Sources in the air headquarters said: “There is a staggered flying down of the Su-30K squadron based in Lohegaon, Pune. We would be sending them for routine checks. The airframe has a flying life of 1,000 hours. On average, the aircraft have done about 700 hours.”

The “nicks” in the blades of engine fans were detected during a check with stroboscopes, equipment that enable engineers to inspect the innards of engines. The stroboscope check was carried out in accordance with instructions in a technical manual received by IAF engineers recently.

The air headquarters sources said: “Nicks found in engine blades are routinely treated. In fact, a certain amount of nicks are tolerable. Beyond that the blades are changed.”

The Su-30K multi-role combat aircraft are fourth generation fighters. The MiG-21 is of second generation vintage. The two-seater highly manoeuvrable Su-30Ks, said to be capable of dodging missiles, have been developed by Russia’s Sukhoi Design Bureau and manufactured by Irkutsk Aviation. They are effective in air-to-air as well as in ground-attack roles. The aircraft have a range of 3,000 km extendable up to 5,200 km with in-flight refuelling.

The air force inducted a first batch of eight Su-30Ks in June 1998 after contracting them in December 1997. These were bought in flyaway condition.

Subsequently, in December 1998, India also ordered 10 more Su-30Ks that were at first contracted by Indonesia and then cancelled. These were inducted into the IAF by October 1999. The estimated cost of each of the aircraft in flyaway condition was $20 million.

What does this mean for the country when the air force has just earned itself the Centre’s approval this week for a Rs 8,000-crore deal with British Aerospace Systems to buy the advanced jet trainers'

Simply, that the IAF's warfighting machinery is under pressure not only because of its ageing MiG-21 fleet but also because deals executed in the past for its more modern fighters are far from flawless.
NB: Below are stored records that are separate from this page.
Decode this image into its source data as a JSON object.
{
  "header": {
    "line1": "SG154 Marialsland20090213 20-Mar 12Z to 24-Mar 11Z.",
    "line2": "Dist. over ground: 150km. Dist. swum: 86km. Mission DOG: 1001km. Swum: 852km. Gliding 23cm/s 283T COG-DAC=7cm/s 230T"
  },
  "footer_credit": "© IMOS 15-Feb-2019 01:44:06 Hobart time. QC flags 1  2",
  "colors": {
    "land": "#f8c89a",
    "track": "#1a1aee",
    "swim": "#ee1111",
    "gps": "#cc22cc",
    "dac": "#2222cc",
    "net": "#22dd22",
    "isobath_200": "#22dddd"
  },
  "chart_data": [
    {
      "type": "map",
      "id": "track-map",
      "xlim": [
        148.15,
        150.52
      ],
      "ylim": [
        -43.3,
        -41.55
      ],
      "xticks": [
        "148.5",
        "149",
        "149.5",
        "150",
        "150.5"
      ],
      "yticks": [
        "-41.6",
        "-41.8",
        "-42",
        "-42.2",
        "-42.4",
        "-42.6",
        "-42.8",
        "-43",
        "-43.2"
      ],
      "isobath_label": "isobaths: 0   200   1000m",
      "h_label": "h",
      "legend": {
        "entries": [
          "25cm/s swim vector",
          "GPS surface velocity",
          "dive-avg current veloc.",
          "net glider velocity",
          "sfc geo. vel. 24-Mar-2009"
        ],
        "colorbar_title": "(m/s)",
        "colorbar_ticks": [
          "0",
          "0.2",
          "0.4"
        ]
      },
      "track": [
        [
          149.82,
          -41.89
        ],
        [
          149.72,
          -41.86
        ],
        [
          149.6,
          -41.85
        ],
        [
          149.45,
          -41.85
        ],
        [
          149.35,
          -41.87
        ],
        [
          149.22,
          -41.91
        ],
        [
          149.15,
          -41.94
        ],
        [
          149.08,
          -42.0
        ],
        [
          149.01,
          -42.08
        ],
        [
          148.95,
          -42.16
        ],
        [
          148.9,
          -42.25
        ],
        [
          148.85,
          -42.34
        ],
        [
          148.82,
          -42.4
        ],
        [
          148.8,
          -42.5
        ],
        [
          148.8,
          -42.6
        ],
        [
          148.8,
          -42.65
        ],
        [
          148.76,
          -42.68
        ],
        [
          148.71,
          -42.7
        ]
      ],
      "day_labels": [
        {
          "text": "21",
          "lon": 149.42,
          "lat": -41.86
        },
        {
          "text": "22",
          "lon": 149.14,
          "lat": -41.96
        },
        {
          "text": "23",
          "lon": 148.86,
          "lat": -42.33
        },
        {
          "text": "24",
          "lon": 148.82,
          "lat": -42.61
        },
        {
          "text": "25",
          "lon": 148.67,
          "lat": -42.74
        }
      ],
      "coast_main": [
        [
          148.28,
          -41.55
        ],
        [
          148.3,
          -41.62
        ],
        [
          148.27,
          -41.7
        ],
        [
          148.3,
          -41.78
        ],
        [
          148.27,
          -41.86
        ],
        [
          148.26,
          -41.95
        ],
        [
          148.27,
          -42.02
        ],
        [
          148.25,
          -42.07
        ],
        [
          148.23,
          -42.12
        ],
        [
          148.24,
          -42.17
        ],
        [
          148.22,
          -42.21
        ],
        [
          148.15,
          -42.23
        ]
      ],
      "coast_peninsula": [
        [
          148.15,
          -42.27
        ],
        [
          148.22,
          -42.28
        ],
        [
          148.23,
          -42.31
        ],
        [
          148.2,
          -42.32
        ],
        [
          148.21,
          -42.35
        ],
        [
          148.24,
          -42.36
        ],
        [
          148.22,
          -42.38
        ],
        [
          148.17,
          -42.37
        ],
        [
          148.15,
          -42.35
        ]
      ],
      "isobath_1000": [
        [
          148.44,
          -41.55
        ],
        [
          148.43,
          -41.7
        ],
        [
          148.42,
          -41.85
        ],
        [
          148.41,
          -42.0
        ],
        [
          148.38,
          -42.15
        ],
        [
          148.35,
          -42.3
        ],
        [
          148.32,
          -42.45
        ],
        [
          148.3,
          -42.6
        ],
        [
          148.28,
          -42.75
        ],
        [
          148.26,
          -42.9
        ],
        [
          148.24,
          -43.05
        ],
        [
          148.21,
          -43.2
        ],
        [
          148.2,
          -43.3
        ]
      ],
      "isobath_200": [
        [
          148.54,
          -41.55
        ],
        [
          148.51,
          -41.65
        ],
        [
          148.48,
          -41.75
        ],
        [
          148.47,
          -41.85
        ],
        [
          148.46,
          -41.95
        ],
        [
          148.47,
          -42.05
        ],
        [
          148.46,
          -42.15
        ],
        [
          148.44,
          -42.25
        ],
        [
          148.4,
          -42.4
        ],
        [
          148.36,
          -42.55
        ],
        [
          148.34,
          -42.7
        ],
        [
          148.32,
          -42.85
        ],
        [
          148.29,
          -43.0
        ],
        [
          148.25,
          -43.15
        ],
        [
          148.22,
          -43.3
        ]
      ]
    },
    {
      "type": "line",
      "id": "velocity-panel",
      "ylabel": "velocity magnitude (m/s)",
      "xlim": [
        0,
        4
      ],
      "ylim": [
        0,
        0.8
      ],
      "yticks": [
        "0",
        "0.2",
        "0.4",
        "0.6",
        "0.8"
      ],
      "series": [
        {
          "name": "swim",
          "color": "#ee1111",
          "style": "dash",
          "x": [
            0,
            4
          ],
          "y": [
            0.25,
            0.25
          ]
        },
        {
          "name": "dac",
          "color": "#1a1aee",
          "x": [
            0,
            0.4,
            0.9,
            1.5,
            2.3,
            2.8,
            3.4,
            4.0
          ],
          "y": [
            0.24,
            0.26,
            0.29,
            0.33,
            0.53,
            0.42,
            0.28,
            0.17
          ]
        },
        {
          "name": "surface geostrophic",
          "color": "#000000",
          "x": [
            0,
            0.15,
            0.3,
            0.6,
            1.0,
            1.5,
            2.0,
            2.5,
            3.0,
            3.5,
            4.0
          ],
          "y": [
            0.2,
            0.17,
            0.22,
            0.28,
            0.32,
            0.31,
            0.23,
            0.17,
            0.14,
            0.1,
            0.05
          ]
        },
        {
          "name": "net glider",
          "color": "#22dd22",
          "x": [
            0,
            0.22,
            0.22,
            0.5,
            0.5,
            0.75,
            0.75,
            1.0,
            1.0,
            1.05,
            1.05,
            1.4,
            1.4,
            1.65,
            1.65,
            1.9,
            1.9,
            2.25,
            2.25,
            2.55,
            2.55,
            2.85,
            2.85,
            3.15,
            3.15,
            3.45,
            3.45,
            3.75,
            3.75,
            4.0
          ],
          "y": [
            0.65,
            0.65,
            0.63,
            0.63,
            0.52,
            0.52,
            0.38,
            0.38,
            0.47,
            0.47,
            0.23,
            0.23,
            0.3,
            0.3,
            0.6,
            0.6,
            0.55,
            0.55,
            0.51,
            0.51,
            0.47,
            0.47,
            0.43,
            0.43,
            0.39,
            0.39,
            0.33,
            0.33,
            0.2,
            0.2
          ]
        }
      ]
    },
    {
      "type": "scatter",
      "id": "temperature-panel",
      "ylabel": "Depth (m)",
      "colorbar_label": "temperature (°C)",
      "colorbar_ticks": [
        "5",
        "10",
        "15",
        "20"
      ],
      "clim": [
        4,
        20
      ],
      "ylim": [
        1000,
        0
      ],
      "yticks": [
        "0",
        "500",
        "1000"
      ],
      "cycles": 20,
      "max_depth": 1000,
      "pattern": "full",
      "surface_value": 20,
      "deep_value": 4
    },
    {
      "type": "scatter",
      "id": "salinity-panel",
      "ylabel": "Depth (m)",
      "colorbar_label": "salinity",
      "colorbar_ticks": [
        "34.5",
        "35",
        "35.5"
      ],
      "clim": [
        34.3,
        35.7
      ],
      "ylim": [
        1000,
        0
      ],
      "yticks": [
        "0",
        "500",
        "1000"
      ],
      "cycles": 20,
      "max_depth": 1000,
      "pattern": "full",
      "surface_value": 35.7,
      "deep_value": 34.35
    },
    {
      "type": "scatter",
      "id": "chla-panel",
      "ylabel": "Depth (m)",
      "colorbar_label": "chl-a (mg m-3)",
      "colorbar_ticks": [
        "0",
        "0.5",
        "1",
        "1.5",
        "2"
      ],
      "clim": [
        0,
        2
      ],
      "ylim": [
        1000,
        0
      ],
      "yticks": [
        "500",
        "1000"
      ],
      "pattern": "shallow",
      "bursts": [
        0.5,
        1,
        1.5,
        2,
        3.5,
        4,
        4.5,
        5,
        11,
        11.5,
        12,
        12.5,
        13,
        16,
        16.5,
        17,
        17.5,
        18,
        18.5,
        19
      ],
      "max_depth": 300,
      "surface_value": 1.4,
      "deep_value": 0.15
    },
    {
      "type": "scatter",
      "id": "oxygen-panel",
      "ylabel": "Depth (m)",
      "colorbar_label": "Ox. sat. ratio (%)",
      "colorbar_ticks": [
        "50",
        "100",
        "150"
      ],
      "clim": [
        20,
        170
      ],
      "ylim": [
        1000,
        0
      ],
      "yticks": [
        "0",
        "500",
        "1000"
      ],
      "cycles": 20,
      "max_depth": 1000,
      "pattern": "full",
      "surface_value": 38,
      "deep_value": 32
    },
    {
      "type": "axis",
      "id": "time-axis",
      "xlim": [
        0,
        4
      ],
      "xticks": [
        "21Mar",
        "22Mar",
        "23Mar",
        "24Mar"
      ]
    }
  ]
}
The experience underlines that there is nothing like over-cautiousness in deals for military equipment that must be struck at such huge cost to the national exchequer. When the agreement for the Su-30Ks was initialled in November 1996, the package was estimated at $1.8 billion.

The IAF has an agreement with Irkutsk to take delivery of Su-30MKi — a later version of the Su-30K customised for India — that it is using to put pressure on the manufacturer and upgrade the Su-30Ks. Delivery of the upgraded and customised Sukhois for the IAF — the Su 30MKi — has also been delayed.